With its designation as a model spinal cord injury system – and the launching of one new research center and the expansion of another – National Rehabilitation Hospital is securing its position on the leading edge of rehabilitation research. With a diverse portfolio of investigations and a cadre of some of the country’s most respected rehabilitation experts, NRH’s Christoph Ruesch Research Center is blazing critical trails aimed at improving the lives of millions of people with disabilities.
The recent burst of new activity began late last year when the National Institute on Disability and Rehabilitation Research (NIDRR) named NRH one of only 14 model spinal cord injury (SCI) programs nationwide. The highly competitive five-year grant established the National Capital Spinal Cord Injury Model System (NCSCIMS) at NRH. The NCSCIMS is partnering with the Washington Hospital Center to streamline state-of-the-art services and establish a model continuum of care from emergency response to independent living for the Washington region’s SCI population.
“Our patients often experience discrepancies in health care delivery, and this lack of access to care, equipment, and/or services can be devastating,” Dr. Suzanne Groah, NCSCIMS project director, explains. “It can cause the onset of complications that impede transition to the community and work.”
To help improve the quality of life for those with SCI, the NCSCIMS is focusing on secondary conditions – specifically pressure ulcers. A practice-based evidence study is evaluating standard methods used to prevent pressure ulcers, in order to develop new and more effective strategies. A demonstration SCI Patient Navigator study is helping people with newly acquired SCI “navigate” the complex health care system during the first year post-injury, and a knowledge translation program is transforming research results into real behavior change in patients and health care providers.
Also this past year, a brand new research center was launched, representing NRH’s longstanding commitment as an advocate for effective health care policy. Under the direction of Dr. Gerben DeJong, the Center for Post-acute Studies (CPS) is responding to the rapid growth and changes in post-acute care. Today, nearly one-third of all patients discharged from acute care rehabilitation facilities will receive post-acute care in a rehabilitation hospital, a skilled nursing facility, in a day treatment center or at home.
“Post-acute care has been one of the fastest growing segments of American health care, but research capacity in this area has not kept pace,” says DeJong. “There is a real need for research leadership in this area to improve clinical practice and to make post-acute care more responsive to the growing needs of an aging population,” he adds.

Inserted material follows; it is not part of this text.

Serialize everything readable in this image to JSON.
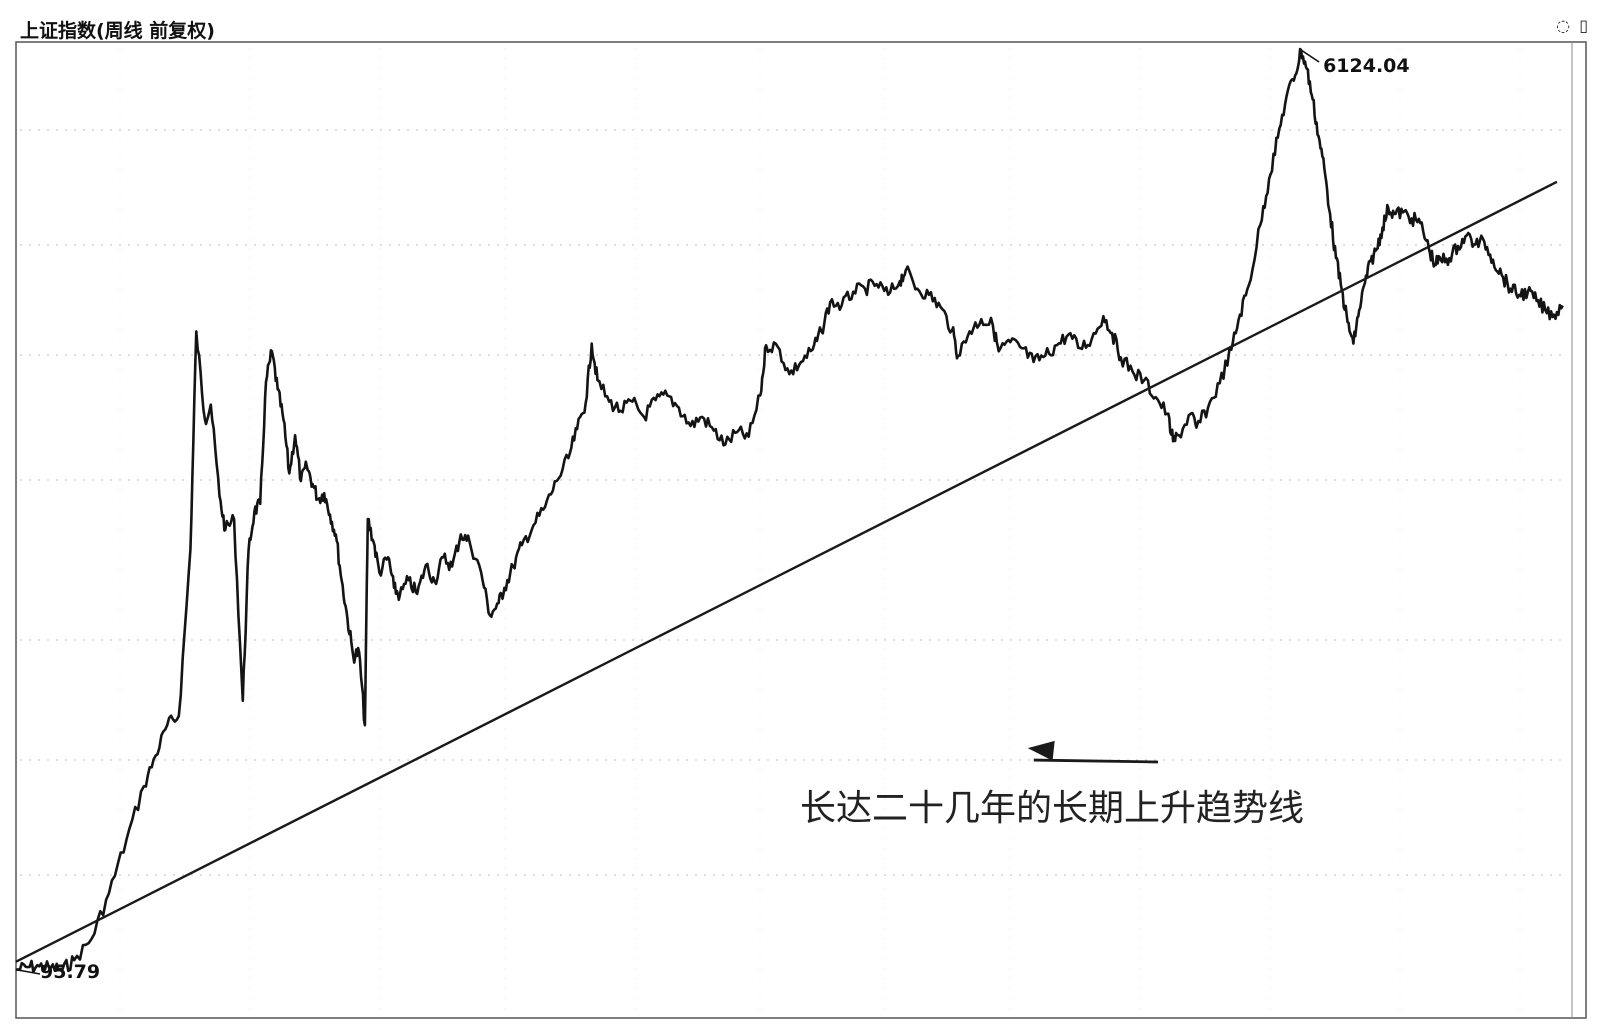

CPS is currently involved in eight ongoing research projects that have received funding from both public and private organizations. One such project, the JOINTS study, is helping to identify the types of joint-replacement patients that are best served in each type of post-acute facility.
NRH also recently received renewed funding in the form of a two-year grant that ensures the continuation and expansion of the Assistive Technology & Research Center (ATRC). The ATRC, established in 1994, is a leading exponent of innovative technology to foster independent living among those with disabilities.
This most recent grant will support four new projects including an investigation to assess and develop Activity-Based Rehabilitation (ABR) in spinal cord injury, another to enhance gait training for people with SCI and an innovative study that is evaluating the use of the Manus robot to improve prosthetic use in people with upper arm amputation.
“All of these initiatives demonstrate the valuable role NRH plays in improving the care we deliver our patients, as well as our leadership in improving the practice of rehabilitative medicine,” adds Dr. Edward Healton, NRH Medical Director and Director of the NRH Research Center.